La tensión sube de nivel cuando el moribundo revela, con voz entrecortada pero cargada de veneno, que la madre de Luis no es tan inocente como él cree. Recuerda que ella le ayudó a encubrir un crimen terrible: un homicidio nada menos. Y que lo hizo por amor, por lealtad hacia él, ocultando lo que realmente sucedió en aquel despacho con Jesús. Sus palabras caen como un mazazo en el corazón de Luis, que no puede creer lo que escucha. Intenta restarle importancia, asegurando que es sólo su palabra contra la de ellos, pero el enfermo se adelanta, mostrando la carta bajo la manga: tiene en su poder una confesión firmada por Jesús, donde se reconocen no solo los delitos del moribundo, sino también los de la madre y el hermano de Luis.
Con este documento, el chantaje se vuelve indestructible. El hombre enfermo sabe que, con esa prueba, Pontón —una figura de autoridad que podría intervenir en el asunto— se pondrá de su lado y no del de Luis. Es una amenaza clara: si intentan llevarse a Marisa o rebelarse contra él, todo saldrá a la luz y la familia quedará destruida. El peso de las palabras se hace insoportable, y la madre, rota en sentimientos, vacila entre el deseo de marcharse con su hijo y la obligación de permanecer al lado de su esposo para evitar que el secreto los condene a todos.
El enfermo, en un último arranque de pasión obsesiva, declara que ama a su esposa con locura, que no puede soportar estar lejos de ella ni un solo instante en lo poco que le queda de vida. Su amor, aunque expresado con dramatismo, se percibe más como una cadena que como un sentimiento puro: la necesidad de poseerla hasta el último aliento, aun cuando ella ya no comparte ese afecto.
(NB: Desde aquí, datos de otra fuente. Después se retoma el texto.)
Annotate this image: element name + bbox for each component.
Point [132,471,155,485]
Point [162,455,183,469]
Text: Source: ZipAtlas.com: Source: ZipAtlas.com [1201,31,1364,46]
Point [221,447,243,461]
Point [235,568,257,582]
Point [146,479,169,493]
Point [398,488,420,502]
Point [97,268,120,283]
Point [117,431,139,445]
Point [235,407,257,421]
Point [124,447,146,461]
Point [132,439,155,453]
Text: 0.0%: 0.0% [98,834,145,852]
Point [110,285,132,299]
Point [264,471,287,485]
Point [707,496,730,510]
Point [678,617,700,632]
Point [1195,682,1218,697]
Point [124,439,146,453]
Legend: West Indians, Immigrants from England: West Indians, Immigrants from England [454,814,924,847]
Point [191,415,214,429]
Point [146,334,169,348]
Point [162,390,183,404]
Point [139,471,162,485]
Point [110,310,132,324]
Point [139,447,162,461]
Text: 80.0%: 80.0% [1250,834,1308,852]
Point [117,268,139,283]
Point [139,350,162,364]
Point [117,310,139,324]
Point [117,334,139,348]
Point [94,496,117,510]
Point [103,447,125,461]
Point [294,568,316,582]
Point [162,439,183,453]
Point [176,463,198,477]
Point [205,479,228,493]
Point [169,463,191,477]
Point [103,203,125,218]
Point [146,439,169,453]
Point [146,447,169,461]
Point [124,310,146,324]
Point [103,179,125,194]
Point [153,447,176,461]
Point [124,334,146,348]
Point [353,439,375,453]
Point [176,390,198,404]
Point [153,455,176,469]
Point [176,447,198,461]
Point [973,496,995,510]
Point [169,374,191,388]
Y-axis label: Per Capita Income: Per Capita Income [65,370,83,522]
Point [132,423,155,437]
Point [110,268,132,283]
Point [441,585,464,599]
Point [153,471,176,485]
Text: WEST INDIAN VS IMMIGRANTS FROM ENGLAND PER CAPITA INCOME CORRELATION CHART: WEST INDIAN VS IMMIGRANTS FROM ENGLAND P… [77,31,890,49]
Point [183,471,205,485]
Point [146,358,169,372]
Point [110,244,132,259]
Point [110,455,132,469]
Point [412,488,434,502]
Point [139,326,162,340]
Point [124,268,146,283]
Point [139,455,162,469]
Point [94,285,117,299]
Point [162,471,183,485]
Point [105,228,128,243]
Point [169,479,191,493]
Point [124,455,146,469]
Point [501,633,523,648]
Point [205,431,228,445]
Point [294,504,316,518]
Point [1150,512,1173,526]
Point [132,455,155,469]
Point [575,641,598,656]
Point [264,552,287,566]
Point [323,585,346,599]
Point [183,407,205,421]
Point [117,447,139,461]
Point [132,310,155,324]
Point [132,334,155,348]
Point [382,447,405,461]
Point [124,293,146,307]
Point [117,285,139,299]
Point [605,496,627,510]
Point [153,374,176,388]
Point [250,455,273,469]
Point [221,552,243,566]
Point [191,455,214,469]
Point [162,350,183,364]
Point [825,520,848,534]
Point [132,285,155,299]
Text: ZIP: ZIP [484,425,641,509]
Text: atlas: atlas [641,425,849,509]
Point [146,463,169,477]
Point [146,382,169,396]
Luis, desesperado, suplica a su madre que lo acompañe, que abandone esa casa donde solo hay dolor y manipulación. Marisa, con lágrimas en los ojos, le pide que no insista. Le ruega que no se preocupe por ella, que estará bien, aunque su voz denota más resignación que convicción. En ese instante, Luis comprende que no puede luchar más. Dolido, acepta la decisión de su madre y promete estar cerca, recordándole que, si ocurre algo, saben perfectamente dónde encontrarlo. Con el corazón desgarrado, se despide.

El enfermo, satisfecho en su cruel victoria, lo expulsa de la casa con un tono imperativo: “vete, vete, vete”. Luis obedece, aunque cada paso que da hacia la salida lo consume por dentro. Ha perdido la batalla por su madre, pero no la guerra. En sus ojos arde la determinación de no permitir que ese hombre, aunque moribundo, destruya por completo a su familia.
La escena se cierra con un silencio inquietante, solo roto por la música que acompaña la tensión del momento. La madre queda atrapada entre dos mundos: el del hijo que representa la libertad y el del esposo que simboliza la prisión del pasado. Y en medio de todo, un secreto oscuro que amenaza con estallar en cualquier momento, capaz de cambiar para siempre el destino de todos.
El próximo capítulo promete ser aún más intenso, pues la pregunta sigue abierta: ¿se atreverá Marisa a revelar lo que sabe para liberarse de las cadenas del chantaje, o seguirá atada a un hombre que usa el amor como arma y la culpa como grillete? La batalla apenas comienza, y las consecuencias pueden ser devastadoras para toda la familia.